Vernissage: TRADITION & PERFEKTION

 

Papierschnitte aus China und der Schweiz

Beginn
Samstag 21. Februar 2026, 17h00
www
www.kunsthausinterlaken.ch/aktuelle-ausstellungen/
Details
Vernissage: Samstag, 21. Februar 2026, 17 Uhr
Einführende Worte: Dr Harald Kraemer
Musik: Charlotte Kalberer, Klavier

Papierschnitte oder auch Scherenschnitte genannt, faszinieren in ihrer ausdrucksstarken Narration und schlichten Perfektion seit langer Zeit. In dieser Ausstellung werden erstmals Scherenschnitte der Sammlung Wyss, Unterseen ausgewählten Papierschnitten aus chinesischer Provenienz der Sammlung des University Museum and Art Gallery, The University of Hong Kong gegenübergestellt. Damit soll einerseits die Vielfalt aber auch die eigene charakteristische kulturelle Identität dieser faszinierenden Kunstform herausgehoben werden.

Schweizer Scherenschnitte erzählen zumeist Geschichten: Seit den Tagen von Johann Jakob Hauswirth und Louis Saugy sind einige der Kernthemen des Schweizerischen Scherenschnitts vorgegeben und die Einflüsse dieser beiden Pioniere wirken immer noch nach. Legt man das Thema des Lebens in den Alpen zugrunde, so sind Schweizer Scherenschnitte verdichtete narrative Konvolute im Sinne eines Mikrokosmos, die sich durch markante und feine Unterschiede in der Gestaltung der Schnitte in ihrem Figuren- und Formenrepertoire voneinander unterscheiden.

Mit ihrem Reichtum an Ornamenten und der unglaublichen Dichte an Details laden die zumeist symmetrisch angeordneten und in schwarzem Papier geschnittenen Schweizer Scherenschnitte zum Entdecken und Verweilen ein.

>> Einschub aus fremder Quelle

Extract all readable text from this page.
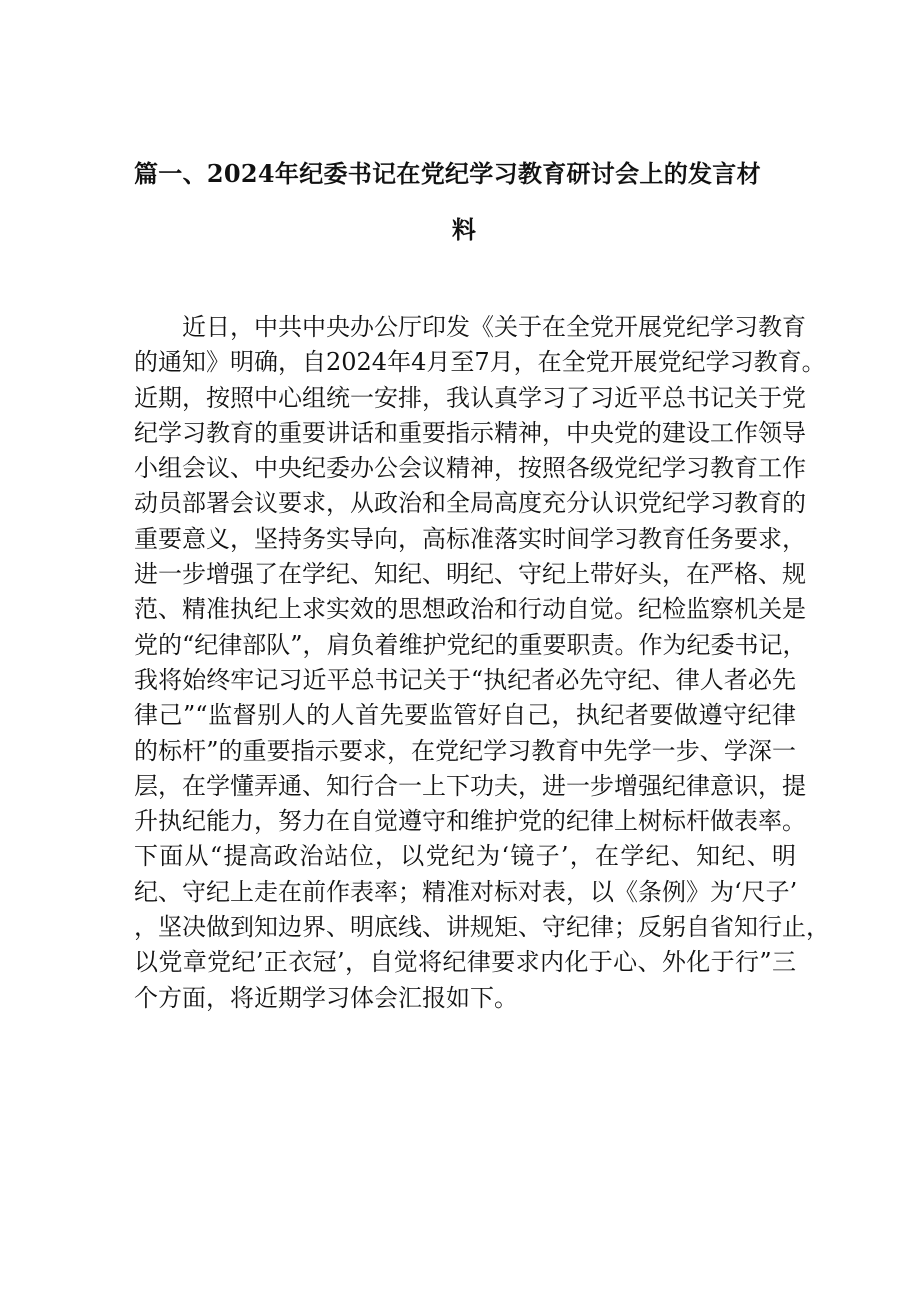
篇一、2024年纪委书记在党纪学习教育研讨会上的发言材
料
近日，中共中央办公厅印发《关于在全党开展党纪学习教育
的通知》明确，自2024年4月至7月，在全党开展党纪学习教育。
近期，按照中心组统一安排，我认真学习了习近平总书记关于党
纪学习教育的重要讲话和重要指示精神，中央党的建设工作领导
小组会议、中央纪委办公会议精神，按照各级党纪学习教育工作
动员部署会议要求，从政治和全局高度充分认识党纪学习教育的
重要意义，坚持务实导向，高标准落实时间学习教育任务要求，
进一步增强了在学纪、知纪、明纪、守纪上带好头，在严格、规
范、精准执纪上求实效的思想政治和行动自觉。纪检监察机关是
党的“纪律部队”，肩负着维护党纪的重要职责。作为纪委书记，
我将始终牢记习近平总书记关于“执纪者必先守纪、律人者必先
律己”“监督别人的人首先要监管好自己，执纪者要做遵守纪律
的标杆”的重要指示要求，在党纪学习教育中先学一步、学深一
层，在学懂弄通、知行合一上下功夫，进一步增强纪律意识，提
升执纪能力，努力在自觉遵守和维护党的纪律上树标杆做表率。
下面从“提高政治站位，以党纪为‘镜子’，在学纪、知纪、明
纪、守纪上走在前作表率；精准对标对表，以《条例》为‘尺子’
，坚决做到知边界、明底线、讲规矩、守纪律；反躬自省知行止，
以党章党纪’正衣冠’，自觉将纪律要求内化于心、外化于行”三
个方面，将近期学习体会汇报如下。
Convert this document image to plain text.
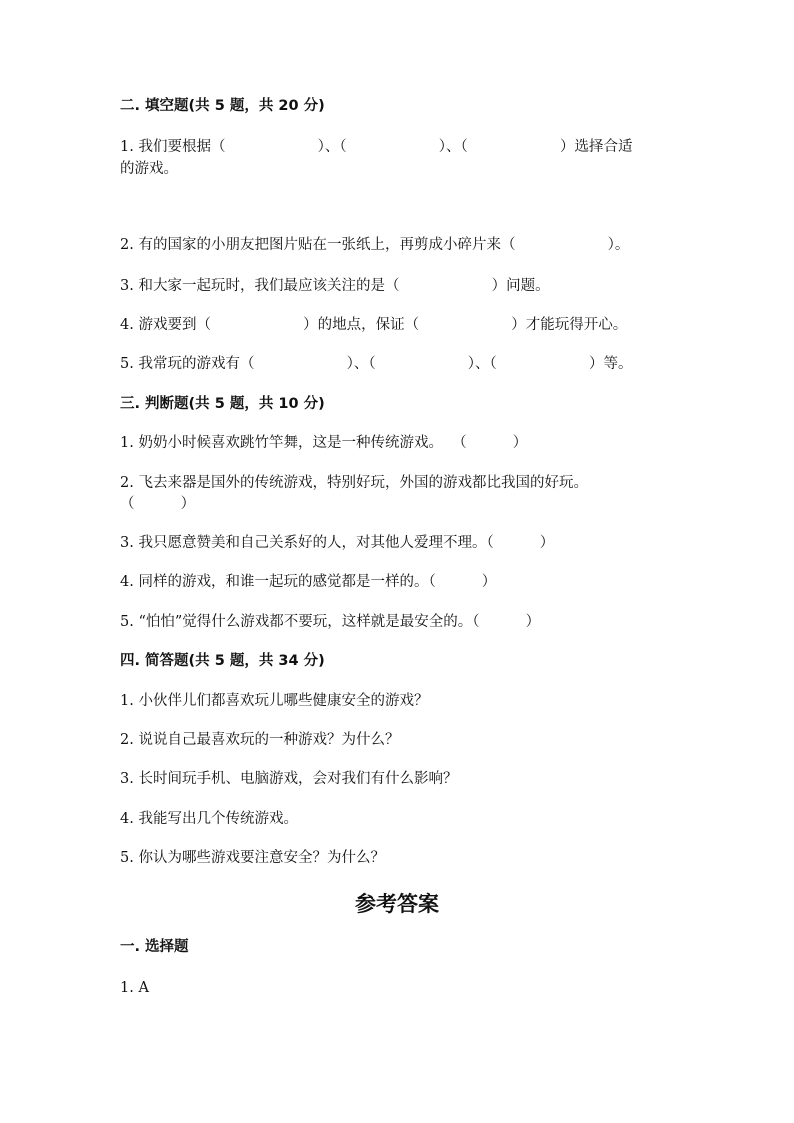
二. 填空题(共 5 题，共 20 分)

1. 我们要根据（                    ）、（                    ）、（                    ）选择合适

的游戏。

2. 有的国家的小朋友把图片贴在一张纸上，再剪成小碎片来（                    ）。

3. 和大家一起玩时，我们最应该关注的是（                    ）问题。

4. 游戏要到（                    ）的地点，保证（                    ）才能玩得开心。

5. 我常玩的游戏有（                    ）、（                    ）、（                    ）等。

三. 判断题(共 5 题，共 10 分)

1. 奶奶小时候喜欢跳竹竿舞，这是一种传统游戏。  （          ）

2. 飞去来器是国外的传统游戏，特别好玩，外国的游戏都比我国的好玩。

（          ）

3. 我只愿意赞美和自己关系好的人，对其他人爱理不理。（          ）

4. 同样的游戏，和谁一起玩的感觉都是一样的。（          ）

5. “怕怕”觉得什么游戏都不要玩，这样就是最安全的。（          ）

四. 简答题(共 5 题，共 34 分)

1. 小伙伴儿们都喜欢玩儿哪些健康安全的游戏？

2. 说说自己最喜欢玩的一种游戏？为什么？

3. 长时间玩手机、电脑游戏，会对我们有什么影响？

4. 我能写出几个传统游戏。

5. 你认为哪些游戏要注意安全？为什么？

参考答案

一. 选择题

1. A
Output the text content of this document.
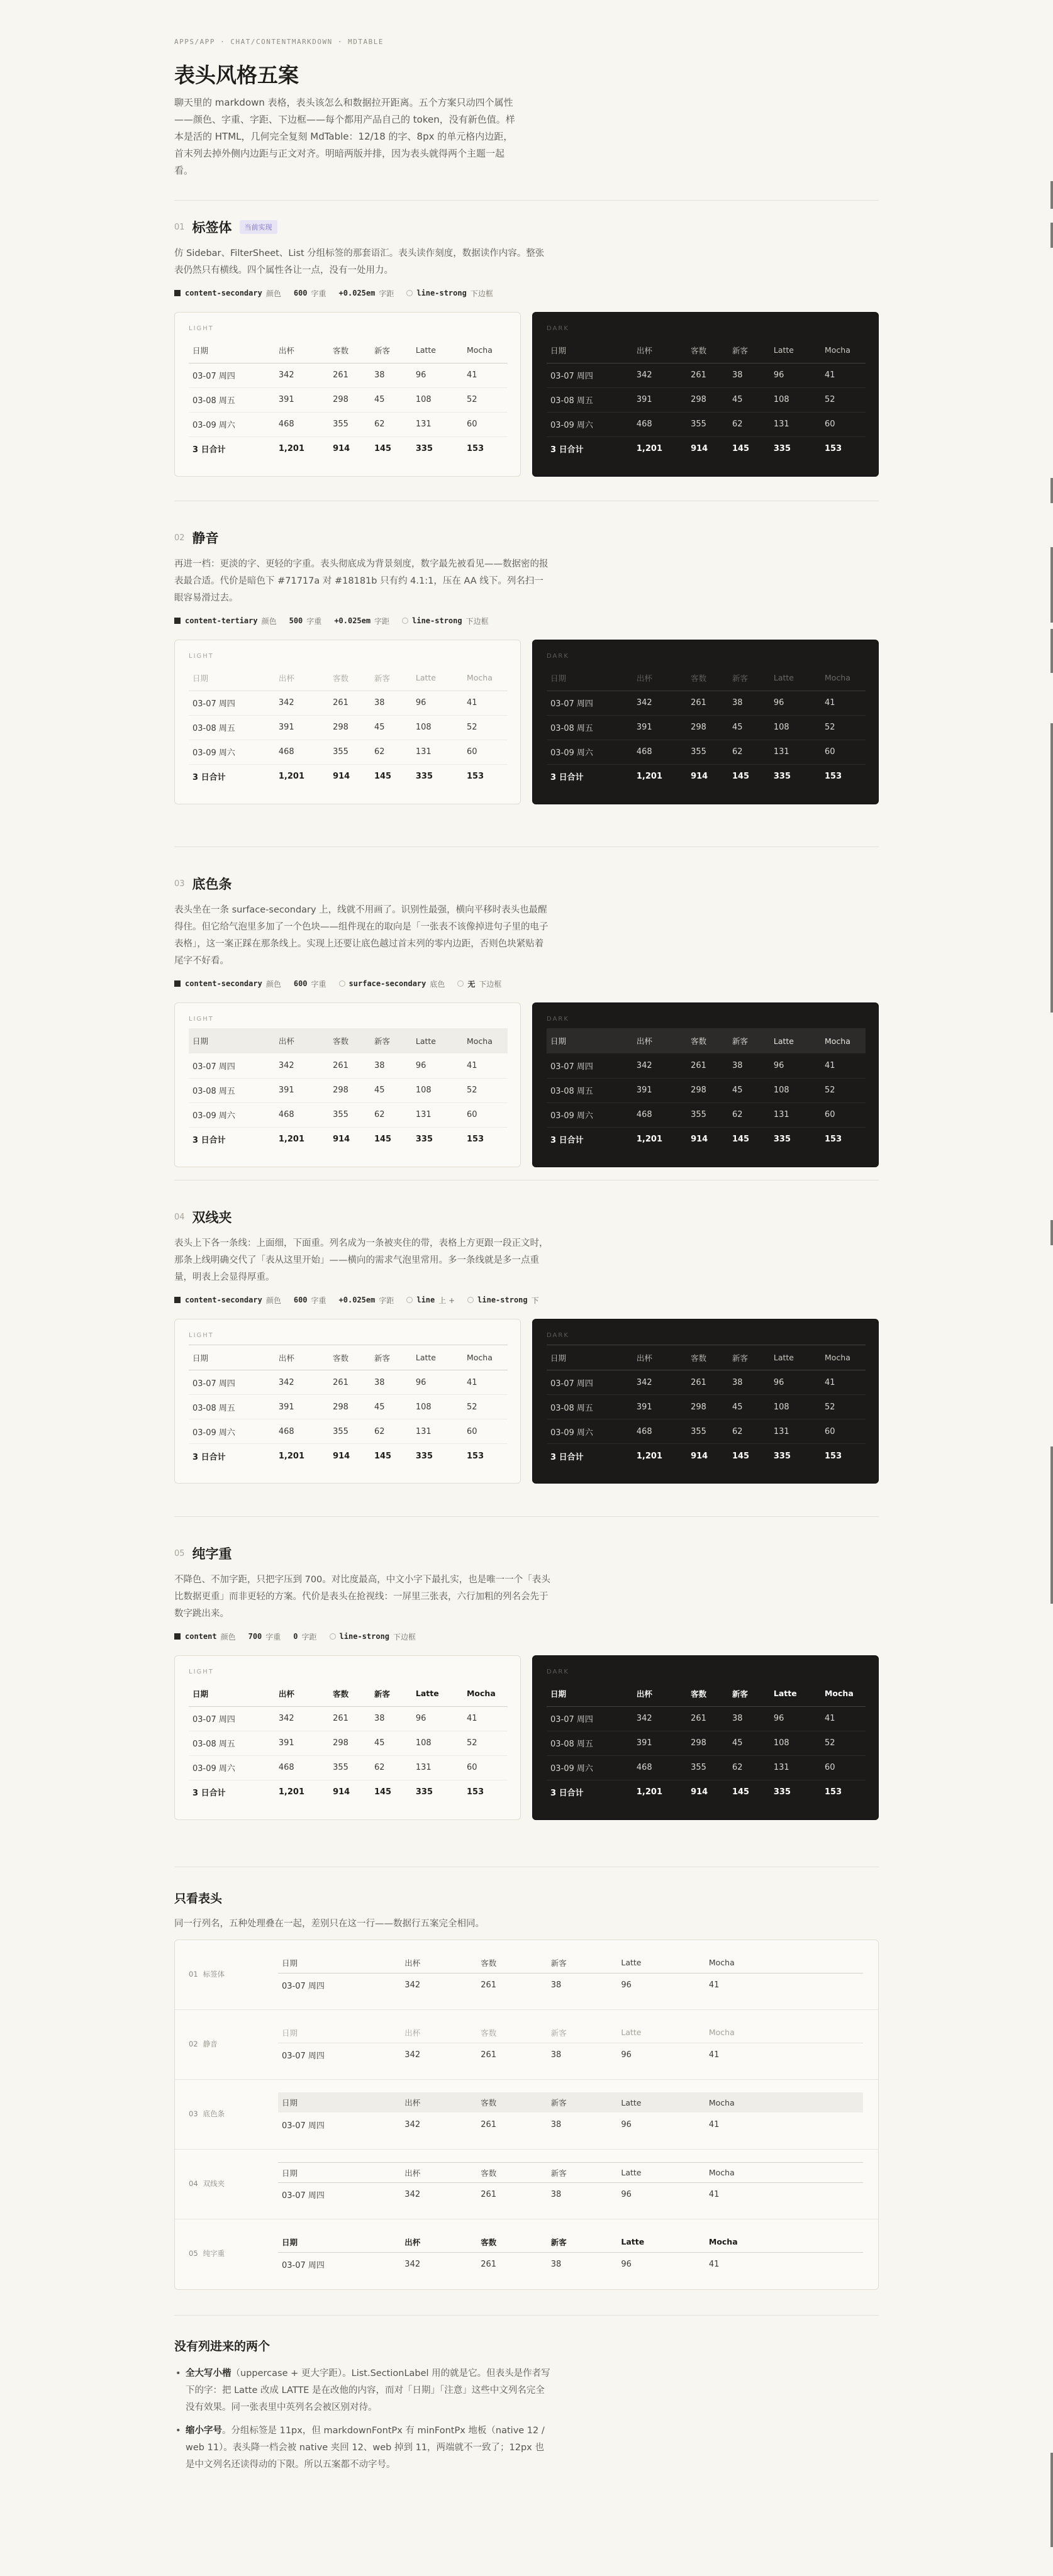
APPS/APP · CHAT/CONTENTMARKDOWN · MDTABLE
表头风格五案
聊天里的 markdown 表格，表头该怎么和数据拉开距离。五个方案只动四个属性——颜色、字重、字距、下边框——每个都用产品自己的 token，没有新色值。样本是活的 HTML，几何完全复刻 MdTable：12/18 的字、8px 的单元格内边距，首末列去掉外侧内边距与正文对齐。明暗两版并排，因为表头就得两个主题一起看。
01 标签体	当前实现
仿 Sidebar、FilterSheet、List 分组标签的那套语汇。表头读作刻度，数据读作内容。整张表仍然只有横线。四个属性各让一点，没有一处用力。
content-secondary 颜色 600 字重 +0.025em 字距	line-strong 下边框
LIGHT
日期	出杯	客数	新客	Latte	Mocha
03-07 周四	342	261	38	96	41
03-08 周五	391	298	45	108	52
03-09 周六	468	355	62	131	60
3 日合计	1,201	914	145	335	153
DARK
日期	出杯	客数	新客	Latte	Mocha
03-07 周四	342	261	38	96	41
03-08 周五	391	298	45	108	52
03-09 周六	468	355	62	131	60
3 日合计	1,201	914	145	335	153
02 静音
再进一档：更淡的字、更轻的字重。表头彻底成为背景刻度，数字最先被看见——数据密的报表最合适。代价是暗色下 #71717a 对 #18181b 只有约 4.1:1，压在 AA 线下。列名扫一眼容易滑过去。
content-tertiary 颜色 500 字重 +0.025em 字距	line-strong 下边框
LIGHT
日期	出杯	客数	新客	Latte	Mocha
03-07 周四	342	261	38	96	41
03-08 周五	391	298	45	108	52
03-09 周六	468	355	62	131	60
3 日合计	1,201	914	145	335	153
DARK
日期	出杯	客数	新客	Latte	Mocha
03-07 周四	342	261	38	96	41
03-08 周五	391	298	45	108	52
03-09 周六	468	355	62	131	60
3 日合计	1,201	914	145	335	153
03 底色条
表头坐在一条 surface-secondary 上，线就不用画了。识别性最强，横向平移时表头也最醒得住。但它给气泡里多加了一个色块——组件现在的取向是「一张表不该像掉进句子里的电子表格」，这一案正踩在那条线上。实现上还要让底色越过首末列的零内边距，否则色块紧贴着尾字不好看。
content-secondary 颜色 600 字重	surface-secondary 底色	无 下边框
LIGHT
日期	出杯	客数	新客	Latte	Mocha
03-07 周四	342	261	38	96	41
03-08 周五	391	298	45	108	52
03-09 周六	468	355	62	131	60
3 日合计	1,201	914	145	335	153
DARK
日期	出杯	客数	新客	Latte	Mocha
03-07 周四	342	261	38	96	41
03-08 周五	391	298	45	108	52
03-09 周六	468	355	62	131	60
3 日合计	1,201	914	145	335	153
04 双线夹
表头上下各一条线：上面细，下面重。列名成为一条被夹住的带，表格上方更跟一段正文时，那条上线明确交代了「表从这里开始」——横向的需求气泡里常用。多一条线就是多一点重量，明表上会显得厚重。
content-secondary 颜色 600 字重 +0.025em 字距	line 上 +	line-strong 下
LIGHT
日期	出杯	客数	新客	Latte	Mocha
03-07 周四	342	261	38	96	41
03-08 周五	391	298	45	108	52
03-09 周六	468	355	62	131	60
3 日合计	1,201	914	145	335	153
DARK
日期	出杯	客数	新客	Latte	Mocha
03-07 周四	342	261	38	96	41
03-08 周五	391	298	45	108	52
03-09 周六	468	355	62	131	60
3 日合计	1,201	914	145	335	153
05 纯字重
不降色、不加字距，只把字压到 700。对比度最高，中文小字下最扎实，也是唯一一个「表头比数据更重」而非更轻的方案。代价是表头在抢视线：一屏里三张表，六行加粗的列名会先于数字跳出来。
content 颜色 700 字重 0 字距	line-strong 下边框
LIGHT
日期	出杯	客数	新客	Latte	Mocha
03-07 周四	342	261	38	96	41
03-08 周五	391	298	45	108	52
03-09 周六	468	355	62	131	60
3 日合计	1,201	914	145	335	153
DARK
日期	出杯	客数	新客	Latte	Mocha
03-07 周四	342	261	38	96	41
03-08 周五	391	298	45	108	52
03-09 周六	468	355	62	131	60
3 日合计	1,201	914	145	335	153
只看表头
同一行列名，五种处理叠在一起，差别只在这一行——数据行五案完全相同。
01 标签体
日期	出杯	客数	新客	Latte	Mocha
03-07 周四	342	261	38	96	41
02 静音
日期	出杯	客数	新客	Latte	Mocha
03-07 周四	342	261	38	96	41
03 底色条
日期	出杯	客数	新客	Latte	Mocha
03-07 周四	342	261	38	96	41
04 双线夹
日期	出杯	客数	新客	Latte	Mocha
03-07 周四	342	261	38	96	41
05 纯字重
日期	出杯	客数	新客	Latte	Mocha
03-07 周四	342	261	38	96	41
没有列进来的两个
• 全大写小楷（uppercase + 更大字距）。List.SectionLabel 用的就是它。但表头是作者写下的字：把 Latte 改成 LATTE 是在改他的内容，而对「日期」「注意」这些中文列名完全没有效果。同一张表里中英列名会被区别对待。
• 缩小字号。分组标签是 11px，但 markdownFontPx 有 minFontPx 地板（native 12 / web 11）。表头降一档会被 native 夹回 12、web 掉到 11，两端就不一致了；12px 也是中文列名还读得动的下限。所以五案都不动字号。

In der Ausstellung werden klassische Werke von Antoinette Lisette Fäsi, Johann Jakob Hauswirth, Louis Saugy, David Regez, Christian Schwyzgebel aber auch Arbeiten von Ueli Hofer, Martha Kneusslin, Nelly Naef, Ernst Oppliger, Barbara Seiler, Bruno Weber und anderen zu sehen sein.

Chinesische Papierschnitte unterscheiden sich von den Schweizer Scherenschnitten durch ihre Andersfarbigkeit und der generellen Tendenz in Serien aufzutreten.
Da Rot eine Farbe ist, die Glück verheisst, sind die meisten der chinesischen Papierschnitte in rotem Papier geschnitten. In kleinen Mappen verpackt, werden entweder Variationen zu einem Sujet oder aber zu einem Thema dargeboten. So hat es Tiger oder Pfaue aber auch Masken der Beijing Oper oder Pagodentürme in unterschiedlichen Ansichten oder es finden sich die landschaftlichen Schönheiten einer bestimmten Region, die als Serie zusammengefasst werden.
Ein weiteres Merkmal chinesischer Papierschnitte ist die starke Symbolik und Ikonographie, die auf tiefere Bedeutungen verweist. So können Kiefern in der Kombination mit zwei Kranichen als Symbol der Langlebigkeit sowohl als Wunsch für Gesundheit im Alter aber auch für eine beständige Ehe gelesen werden. Auch bei den chinesischen Papierschnitten finden sich Geschichten. Diese zeigen Szenen altbekannter Erzählungen, können aber auch belehrende Bildgeschichten widerspiegeln.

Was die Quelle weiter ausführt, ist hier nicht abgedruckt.